RESULTADOS: a carga microbiana foi recuperada em 47,4% dos trocartes analisados. Destes, 45,6% apresentou crescimento de 1 a 100 unidades formadoras de colônias. Foram identificados 14 tipos de micro-organismos, dentre os quais, Staphylococcus coagulase negativo (28%) e Bacillus sp (21%) foram isolados com maior frequência. Identificou-se também Aeromonas hydrophila, Alcaligenes sp, Candida parapsilosis e enterobactérias.

CONCLUSÕES: o estudo demonstrou que o desafio microbiano enfrentado pelos operadores responsáveis pela limpeza e esterilização dos trocartes é baixo quando comparado com o desafio imposto pelos indicadores biológicos; no entanto, não se pode inferir que os riscos de complicações infecciosas sejam mínimos para pacientes.

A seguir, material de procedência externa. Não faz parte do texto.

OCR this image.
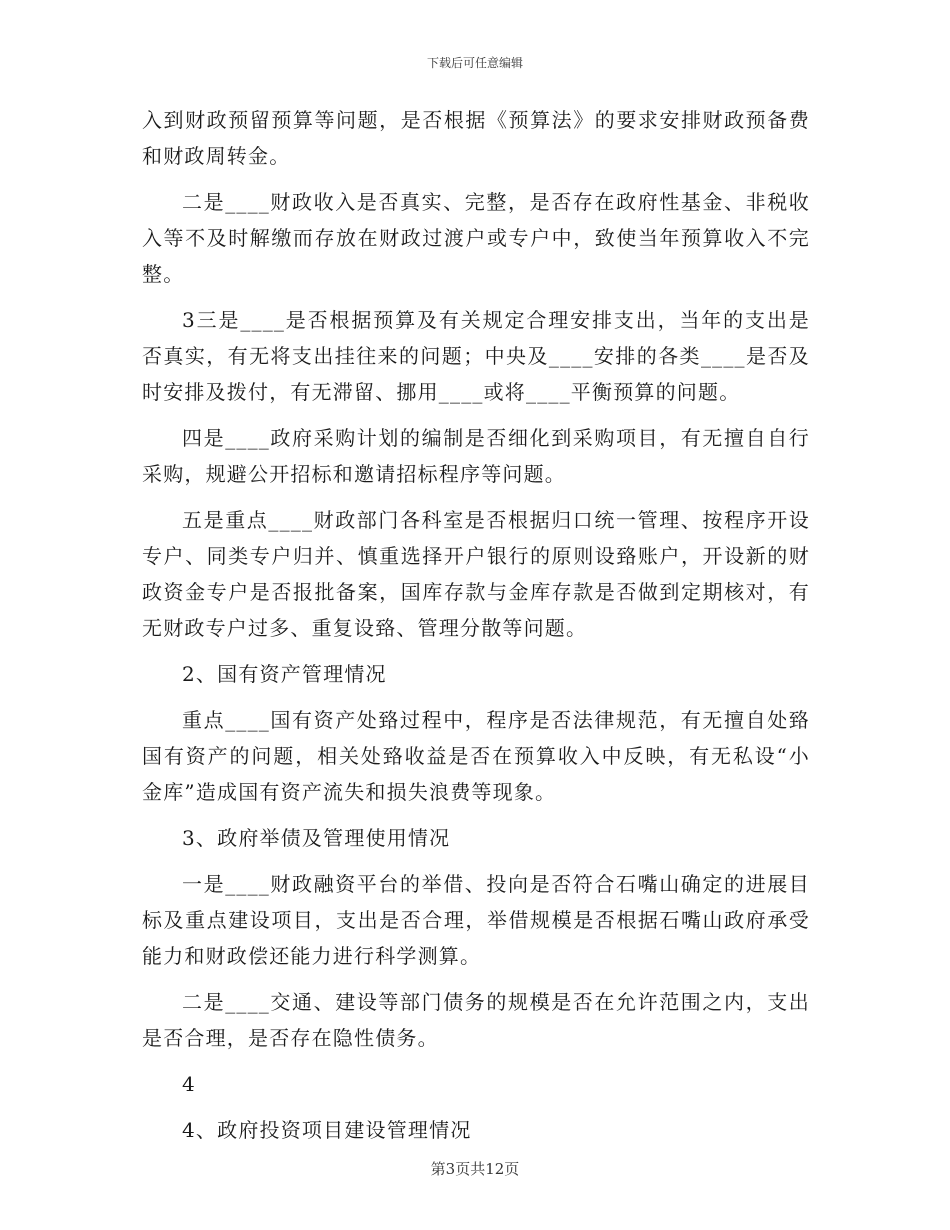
下载后可任意编辑

入到财政预留预算等问题，是否根据《预算法》的要求安排财政预备费和财政周转金。

二是____财政收入是否真实、完整，是否存在政府性基金、非税收入等不及时解缴而存放在财政过渡户或专户中，致使当年预算收入不完整。

3三是____是否根据预算及有关规定合理安排支出，当年的支出是否真实，有无将支出挂往来的问题；中央及____安排的各类____是否及时安排及拨付，有无滞留、挪用____或将____平衡预算的问题。

四是____政府采购计划的编制是否细化到采购项目，有无擅自自行采购，规避公开招标和邀请招标程序等问题。

五是重点____财政部门各科室是否根据归口统一管理、按程序开设专户、同类专户归并、慎重选择开户银行的原则设臵账户，开设新的财政资金专户是否报批备案，国库存款与金库存款是否做到定期核对，有无财政专户过多、重复设臵、管理分散等问题。

2、国有资产管理情况

重点____国有资产处臵过程中，程序是否法律规范，有无擅自处臵国有资产的问题，相关处臵收益是否在预算收入中反映，有无私设“小金库”造成国有资产流失和损失浪费等现象。

3、政府举债及管理使用情况

一是____财政融资平台的举借、投向是否符合石嘴山确定的进展目标及重点建设项目，支出是否合理，举借规模是否根据石嘴山政府承受能力和财政偿还能力进行科学测算。

二是____交通、建设等部门债务的规模是否在允许范围之内，支出是否合理，是否存在隐性债务。

4

4、政府投资项目建设管理情况

第3页共12页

Palavras-chave: Laparoscopia; Contagem de colônia microbiana; Instrumentos cirúrgicos; Trocarte; Infecção hospitalar

ABSTRACT

PURPOSE: to identify the microbial charge present in reusable trocars used in gynecological laparoscopies.

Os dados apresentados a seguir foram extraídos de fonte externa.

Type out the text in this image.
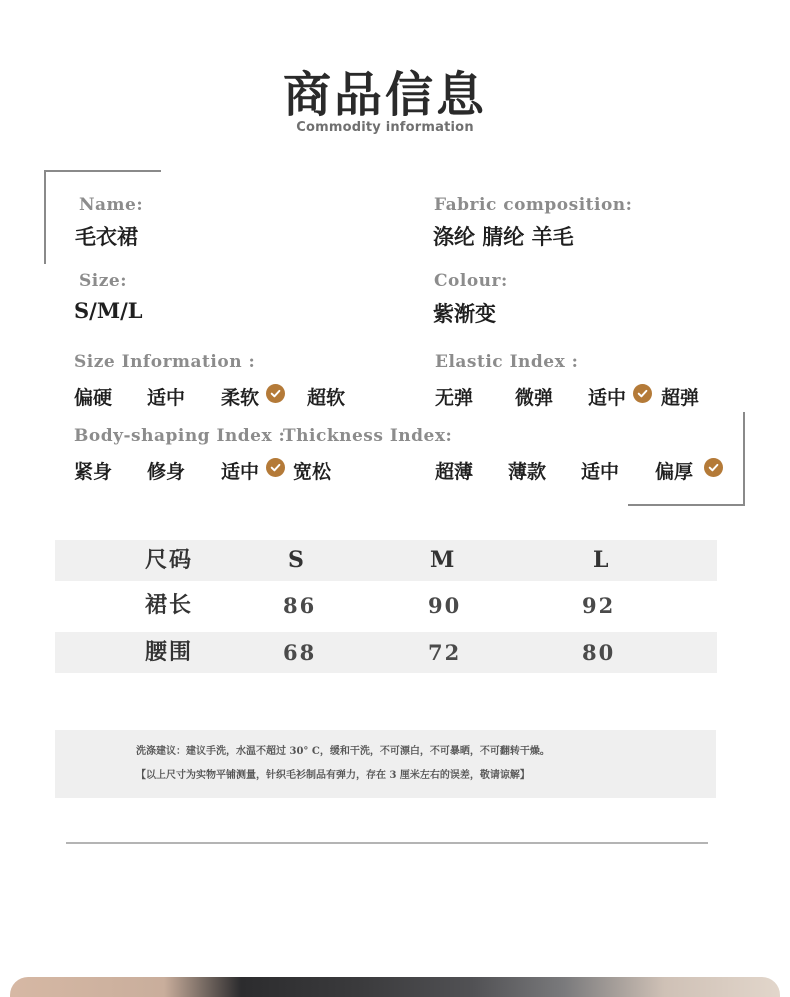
商品信息
Commodity information
Name:
毛衣裙
Fabric composition:
涤纶 腈纶 羊毛
Size:
S/M/L
Colour:
紫渐变
Size Information :
偏硬 适中 柔软	超软
Elastic Index :
无弹 微弹 适中 超弹
Body-shaping Index :
紧身 修身 适中 宽松
Thickness Index:
超薄 薄款 适中 偏厚
尺码	S	M	L
裙长	86	90	92
腰围	68	72	80
洗涤建议：建议手洗，水温不超过 30° C，缓和干洗，不可漂白，不可暴晒，不可翻转干燥。
【以上尺寸为实物平铺测量，针织毛衫制品有弹力，存在 3 厘米左右的误差，敬请谅解】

METHODS: a descriptive exploratory study. An amount of 57 trocars, 30 with 10 mm of diameter and 27 with 5 mm, have been collected from the surgical unit, immediately after the surgery and placed in a sterilized recipient, in which 250 mL of sterile distilled water was added. Then, the trocars were agitated for the drainage of particles and to obtain a wash-out fluid to be analyzed. After being filtered through 0.22 µm cellulose membrane, the residue was placed on blood agar plates with a sterilized forceps. Following incubation, microbiological analysis has been done to count the number of colonies and further identify the microorganisms, using standard laboratorial techniques.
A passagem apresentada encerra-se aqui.